National Committee for Quality Assurance
- Abbreviation: NCQA
- Founded: 1990; 36 years ago
- Tax ID no.: 52-1191985
- Legal status: 501(c)(3) nonprofit organization
- Purpose: To improve the quality of health care through measurement, transparency, and accountability.
- Headquarters: Washington, D.C., U.S.
- Revenue: $62,481,371 (2016)
- Expenses: $58,532,818 (2016)
- Employees: 395 (2016)
- Volunteers: 160 (2016)
- Website: www.ncqa.org

= National Committee for Quality Assurance =

Nonprofit organization in the United States

The National Committee for Quality Assurance (NCQA) is an independent 501(c)(3) nonprofit organization in the United States that works to improve health care quality through the administration of evidence-based standards, measures, programs, and accreditation.
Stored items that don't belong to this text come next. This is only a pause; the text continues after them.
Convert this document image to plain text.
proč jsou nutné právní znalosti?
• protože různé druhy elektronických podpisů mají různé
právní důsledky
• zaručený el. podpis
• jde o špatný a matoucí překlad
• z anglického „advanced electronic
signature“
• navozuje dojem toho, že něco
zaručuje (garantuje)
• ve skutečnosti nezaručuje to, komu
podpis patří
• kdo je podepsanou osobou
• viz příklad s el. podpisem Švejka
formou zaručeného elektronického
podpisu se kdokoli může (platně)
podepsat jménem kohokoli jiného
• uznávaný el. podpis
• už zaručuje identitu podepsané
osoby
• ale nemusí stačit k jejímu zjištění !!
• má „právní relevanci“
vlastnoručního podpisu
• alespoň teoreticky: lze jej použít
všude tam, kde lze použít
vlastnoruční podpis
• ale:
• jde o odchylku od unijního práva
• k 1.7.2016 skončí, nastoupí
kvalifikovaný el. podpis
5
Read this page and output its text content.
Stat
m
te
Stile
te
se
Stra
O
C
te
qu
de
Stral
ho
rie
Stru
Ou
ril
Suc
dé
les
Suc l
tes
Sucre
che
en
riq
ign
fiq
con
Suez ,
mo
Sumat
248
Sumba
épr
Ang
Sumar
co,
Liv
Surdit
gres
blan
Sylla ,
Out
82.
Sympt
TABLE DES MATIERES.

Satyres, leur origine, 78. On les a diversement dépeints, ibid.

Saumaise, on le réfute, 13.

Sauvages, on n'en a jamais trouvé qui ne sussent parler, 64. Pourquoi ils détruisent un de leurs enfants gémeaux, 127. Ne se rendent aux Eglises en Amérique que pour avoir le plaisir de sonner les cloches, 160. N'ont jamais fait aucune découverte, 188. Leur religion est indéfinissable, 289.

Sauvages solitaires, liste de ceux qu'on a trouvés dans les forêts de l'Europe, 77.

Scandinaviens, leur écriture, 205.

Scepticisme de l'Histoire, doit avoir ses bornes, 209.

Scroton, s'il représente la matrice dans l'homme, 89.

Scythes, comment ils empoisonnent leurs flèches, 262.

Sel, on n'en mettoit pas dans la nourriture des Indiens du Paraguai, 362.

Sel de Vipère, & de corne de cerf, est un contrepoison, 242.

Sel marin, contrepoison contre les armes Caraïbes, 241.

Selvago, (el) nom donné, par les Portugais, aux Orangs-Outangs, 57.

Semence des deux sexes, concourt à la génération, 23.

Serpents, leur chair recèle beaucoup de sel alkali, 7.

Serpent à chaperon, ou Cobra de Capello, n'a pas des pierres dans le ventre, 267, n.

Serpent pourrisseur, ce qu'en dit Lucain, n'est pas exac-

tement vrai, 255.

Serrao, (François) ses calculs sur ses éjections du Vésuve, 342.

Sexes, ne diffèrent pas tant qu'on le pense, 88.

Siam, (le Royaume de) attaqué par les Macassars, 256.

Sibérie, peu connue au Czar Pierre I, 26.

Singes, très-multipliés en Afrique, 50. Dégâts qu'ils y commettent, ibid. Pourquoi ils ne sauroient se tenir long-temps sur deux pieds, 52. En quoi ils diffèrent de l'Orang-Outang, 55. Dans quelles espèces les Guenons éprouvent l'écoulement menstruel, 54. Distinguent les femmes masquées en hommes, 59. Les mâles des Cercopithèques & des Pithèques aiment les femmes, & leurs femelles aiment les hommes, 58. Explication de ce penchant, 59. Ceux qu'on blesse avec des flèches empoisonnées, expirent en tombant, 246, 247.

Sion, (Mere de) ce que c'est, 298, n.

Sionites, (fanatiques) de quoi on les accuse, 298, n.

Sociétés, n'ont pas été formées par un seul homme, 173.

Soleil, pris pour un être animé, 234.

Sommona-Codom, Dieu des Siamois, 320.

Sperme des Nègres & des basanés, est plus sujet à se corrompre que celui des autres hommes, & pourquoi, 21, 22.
NCQA operates on a formula of measure, analyze, and improve and it aims to build consensus across the industry by working with policymakers, employers, doctors, and patients, as well as health plans.

==History==
The National Committee for Quality Assurance was established in 1990 with support from the Robert Wood Johnson Foundation.

==Programs==
The National Committee for Quality Assurance manages voluntary accreditation programs for individual physicians, health plans, and medical groups. It offers dedicated programs targeting vendor certification, software certification, and compliance auditing.
Health plans seek accreditation and measure performance through the administration and submission of the Healthcare Effectiveness Data and Information Set (HEDIS) and Consumer Assessment of Healthcare Providers and Systems (CAHPS) survey. NCQA provides an evidence-based program for case-management accreditation available for uses in payer, provider, and community-based organizations.